The mistake I made, which in your eyes makes me as good as a bunch of right-wing misers, was to 1) suggest a key aspect of what my own therapy was based around, and 2) share with you what _I_ found was something useful in improving my "suffering".

However, you decided to take it as yet another sign of how people are judging you (Jon Kabat-Zinn has a lot to say about non-judgementalness too, and that was another key aspect of my therapy), missing the fact that you are judging others, and in particular in the course of this interaction, me.

I do not have the resilience, capacity, or training to deal with such judgements.

I think that you can read my first response in many different ways. You chose one perspective, and perhaps, in the future you may choose to read it in other ways. Apart from that response, in which I gave you what I felt were the most valuable things I had to offer to anyone, I have nothing else to give you.

I'll leave you with a quote from J. Kabat-Zinn's "Full Catastrophe Living":

> Acceptance does not mean that you have to like everything or that you have to take a passive attitude toward everything and abandon your principles and values. It does not mean that you are satisfied with things as they are or that you are resigned to tolerating things as they “have to be.” It does not mean that you should stop trying to break free of your own self-destructive habits or to give up on your desire to change and grow, or that you should tolerate injustice, for instance, or avoid getting involved in changing the world around you because it is the way it is and therefore hopeless.

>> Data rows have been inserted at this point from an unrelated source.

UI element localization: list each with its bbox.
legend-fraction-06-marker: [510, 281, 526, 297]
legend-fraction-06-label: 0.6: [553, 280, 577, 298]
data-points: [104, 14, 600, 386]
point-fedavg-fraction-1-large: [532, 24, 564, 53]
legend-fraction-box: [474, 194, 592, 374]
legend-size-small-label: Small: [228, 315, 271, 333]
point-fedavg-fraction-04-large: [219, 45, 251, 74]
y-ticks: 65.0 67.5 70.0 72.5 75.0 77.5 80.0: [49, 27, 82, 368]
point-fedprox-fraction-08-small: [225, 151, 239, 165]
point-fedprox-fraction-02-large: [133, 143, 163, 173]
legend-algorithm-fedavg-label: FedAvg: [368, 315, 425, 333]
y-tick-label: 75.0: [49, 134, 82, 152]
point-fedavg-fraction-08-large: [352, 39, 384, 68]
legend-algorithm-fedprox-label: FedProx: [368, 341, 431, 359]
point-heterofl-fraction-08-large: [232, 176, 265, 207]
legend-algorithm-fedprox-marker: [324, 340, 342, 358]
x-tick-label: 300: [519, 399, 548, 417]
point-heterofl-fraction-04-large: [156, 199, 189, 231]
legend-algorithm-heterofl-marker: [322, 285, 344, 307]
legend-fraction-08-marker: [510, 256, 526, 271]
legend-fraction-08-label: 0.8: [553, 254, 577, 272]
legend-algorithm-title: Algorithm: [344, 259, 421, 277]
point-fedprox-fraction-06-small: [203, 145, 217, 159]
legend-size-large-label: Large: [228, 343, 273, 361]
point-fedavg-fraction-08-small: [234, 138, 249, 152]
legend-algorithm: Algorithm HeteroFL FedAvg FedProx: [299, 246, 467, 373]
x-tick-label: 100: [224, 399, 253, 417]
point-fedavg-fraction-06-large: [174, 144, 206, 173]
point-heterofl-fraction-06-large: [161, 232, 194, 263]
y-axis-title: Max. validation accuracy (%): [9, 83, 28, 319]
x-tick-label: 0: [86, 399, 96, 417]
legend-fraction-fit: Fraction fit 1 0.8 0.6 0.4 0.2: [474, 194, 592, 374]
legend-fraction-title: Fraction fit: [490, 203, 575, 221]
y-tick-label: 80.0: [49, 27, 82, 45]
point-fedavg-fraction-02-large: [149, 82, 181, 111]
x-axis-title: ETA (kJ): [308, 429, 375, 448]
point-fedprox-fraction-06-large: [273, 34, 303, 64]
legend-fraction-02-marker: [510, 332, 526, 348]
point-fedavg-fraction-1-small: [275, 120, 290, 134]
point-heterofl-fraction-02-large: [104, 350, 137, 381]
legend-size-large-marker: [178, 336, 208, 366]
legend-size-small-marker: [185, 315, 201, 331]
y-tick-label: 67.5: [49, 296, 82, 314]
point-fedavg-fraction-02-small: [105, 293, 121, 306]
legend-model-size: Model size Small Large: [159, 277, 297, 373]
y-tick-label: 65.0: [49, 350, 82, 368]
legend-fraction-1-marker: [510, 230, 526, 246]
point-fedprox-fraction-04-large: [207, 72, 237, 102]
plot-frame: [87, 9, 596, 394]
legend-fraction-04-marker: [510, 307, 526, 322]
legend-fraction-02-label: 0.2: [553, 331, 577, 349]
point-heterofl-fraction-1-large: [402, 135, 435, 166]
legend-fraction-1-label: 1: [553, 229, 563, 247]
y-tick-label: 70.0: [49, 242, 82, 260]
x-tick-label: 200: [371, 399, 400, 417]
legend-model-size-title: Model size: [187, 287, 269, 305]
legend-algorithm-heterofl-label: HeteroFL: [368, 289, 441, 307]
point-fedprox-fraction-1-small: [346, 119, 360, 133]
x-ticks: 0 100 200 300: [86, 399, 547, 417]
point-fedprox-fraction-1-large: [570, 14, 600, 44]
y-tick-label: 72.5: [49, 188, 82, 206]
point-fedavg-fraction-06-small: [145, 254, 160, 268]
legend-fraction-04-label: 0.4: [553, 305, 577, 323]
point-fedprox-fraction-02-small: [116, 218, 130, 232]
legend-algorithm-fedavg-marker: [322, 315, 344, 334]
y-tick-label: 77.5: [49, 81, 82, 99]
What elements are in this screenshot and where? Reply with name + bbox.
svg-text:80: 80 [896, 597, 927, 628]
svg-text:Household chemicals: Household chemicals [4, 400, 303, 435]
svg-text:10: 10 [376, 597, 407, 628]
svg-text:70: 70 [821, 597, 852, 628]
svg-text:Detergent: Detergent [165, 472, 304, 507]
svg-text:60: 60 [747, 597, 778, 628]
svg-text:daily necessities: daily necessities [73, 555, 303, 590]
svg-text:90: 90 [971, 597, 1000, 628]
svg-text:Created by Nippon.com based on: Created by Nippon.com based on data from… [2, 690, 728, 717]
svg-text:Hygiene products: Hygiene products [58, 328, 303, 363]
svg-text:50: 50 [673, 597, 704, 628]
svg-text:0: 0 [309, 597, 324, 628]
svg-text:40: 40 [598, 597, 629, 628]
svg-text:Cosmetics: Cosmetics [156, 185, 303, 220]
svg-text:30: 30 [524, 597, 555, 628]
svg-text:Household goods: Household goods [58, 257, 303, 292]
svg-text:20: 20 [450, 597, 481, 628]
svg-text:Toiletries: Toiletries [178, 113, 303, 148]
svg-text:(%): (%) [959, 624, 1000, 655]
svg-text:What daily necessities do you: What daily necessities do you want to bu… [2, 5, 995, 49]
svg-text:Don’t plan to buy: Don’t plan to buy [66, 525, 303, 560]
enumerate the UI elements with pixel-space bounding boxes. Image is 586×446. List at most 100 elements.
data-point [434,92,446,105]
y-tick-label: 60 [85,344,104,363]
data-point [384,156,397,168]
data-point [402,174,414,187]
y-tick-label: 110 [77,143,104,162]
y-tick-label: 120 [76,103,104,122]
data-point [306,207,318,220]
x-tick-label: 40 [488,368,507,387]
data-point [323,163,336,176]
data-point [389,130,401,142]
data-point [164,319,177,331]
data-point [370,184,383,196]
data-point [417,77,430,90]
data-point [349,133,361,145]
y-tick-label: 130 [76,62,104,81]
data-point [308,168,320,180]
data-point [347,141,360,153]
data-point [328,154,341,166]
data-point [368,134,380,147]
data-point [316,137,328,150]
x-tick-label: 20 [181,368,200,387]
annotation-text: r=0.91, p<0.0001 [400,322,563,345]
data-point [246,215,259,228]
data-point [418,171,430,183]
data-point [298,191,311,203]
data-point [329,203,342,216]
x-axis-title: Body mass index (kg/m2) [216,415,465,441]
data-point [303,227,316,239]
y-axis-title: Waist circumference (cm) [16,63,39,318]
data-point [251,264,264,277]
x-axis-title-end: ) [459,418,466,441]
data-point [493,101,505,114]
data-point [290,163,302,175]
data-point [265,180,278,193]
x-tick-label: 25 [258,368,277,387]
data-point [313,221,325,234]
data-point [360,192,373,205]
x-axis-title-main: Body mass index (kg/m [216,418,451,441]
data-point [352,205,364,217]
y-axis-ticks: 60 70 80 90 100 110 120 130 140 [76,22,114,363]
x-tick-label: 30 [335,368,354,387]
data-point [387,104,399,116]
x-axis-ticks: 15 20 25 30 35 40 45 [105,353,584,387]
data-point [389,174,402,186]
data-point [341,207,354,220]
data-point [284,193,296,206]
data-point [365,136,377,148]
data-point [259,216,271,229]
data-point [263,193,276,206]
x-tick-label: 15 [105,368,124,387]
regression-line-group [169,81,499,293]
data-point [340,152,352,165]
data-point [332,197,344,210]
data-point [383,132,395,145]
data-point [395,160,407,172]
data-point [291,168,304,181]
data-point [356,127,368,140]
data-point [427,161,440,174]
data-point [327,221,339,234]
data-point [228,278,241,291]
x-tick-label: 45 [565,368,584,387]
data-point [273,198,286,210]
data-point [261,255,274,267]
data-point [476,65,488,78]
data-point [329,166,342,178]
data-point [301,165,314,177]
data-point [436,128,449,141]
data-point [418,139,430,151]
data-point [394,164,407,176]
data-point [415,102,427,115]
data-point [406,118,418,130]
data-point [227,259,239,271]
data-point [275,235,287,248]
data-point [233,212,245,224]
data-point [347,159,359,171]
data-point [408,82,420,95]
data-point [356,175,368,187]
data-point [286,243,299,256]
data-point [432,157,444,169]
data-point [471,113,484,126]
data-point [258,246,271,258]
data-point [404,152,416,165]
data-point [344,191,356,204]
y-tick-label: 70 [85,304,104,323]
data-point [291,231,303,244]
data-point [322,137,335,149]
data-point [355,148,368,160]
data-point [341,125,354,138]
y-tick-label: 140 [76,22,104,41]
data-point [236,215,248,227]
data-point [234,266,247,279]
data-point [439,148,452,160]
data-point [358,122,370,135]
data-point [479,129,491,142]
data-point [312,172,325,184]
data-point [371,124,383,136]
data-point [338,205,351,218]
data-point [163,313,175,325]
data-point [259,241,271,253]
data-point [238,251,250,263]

> Acceptance as we are speaking of it simply means that you have come around to a willingness to see things as they are. This attitude sets the stage for acting appropriately in your life, no matter what is happening. You are much more likely to know what to do and have the inner conviction to act when you have a clear picture of what is actually happening than when your vision is clouded by your mind’s self-serving judgments and desires or its fears and prejudices.

I don't know what you are on about or doing...the post you took down was full of insults and retorts to things I didn't say and simply wrong about me. It was cruel and projecting. You said several strange and aggressive things like I should stop pretending I care at all about other people, the planet, or animals...no idea where that came from nor is it true in any way. You said several untrue things what were oddly blaming. Now you say you weren't wrong and meant it and aren't sorry. I am just not dealing with that anymore from anyone, anywhere. I shouldn't have replied at all to begin with as I saw this coming. Take whatever shots you need to. None of it matters anymore. Goodbye.
At this point, I am fairly sure you're baiting me...or, that's just me reading the worst in this interaction. Not sure. I'll ask the moderators to restore my post for the record. In any case, this has been an interesting learning experience.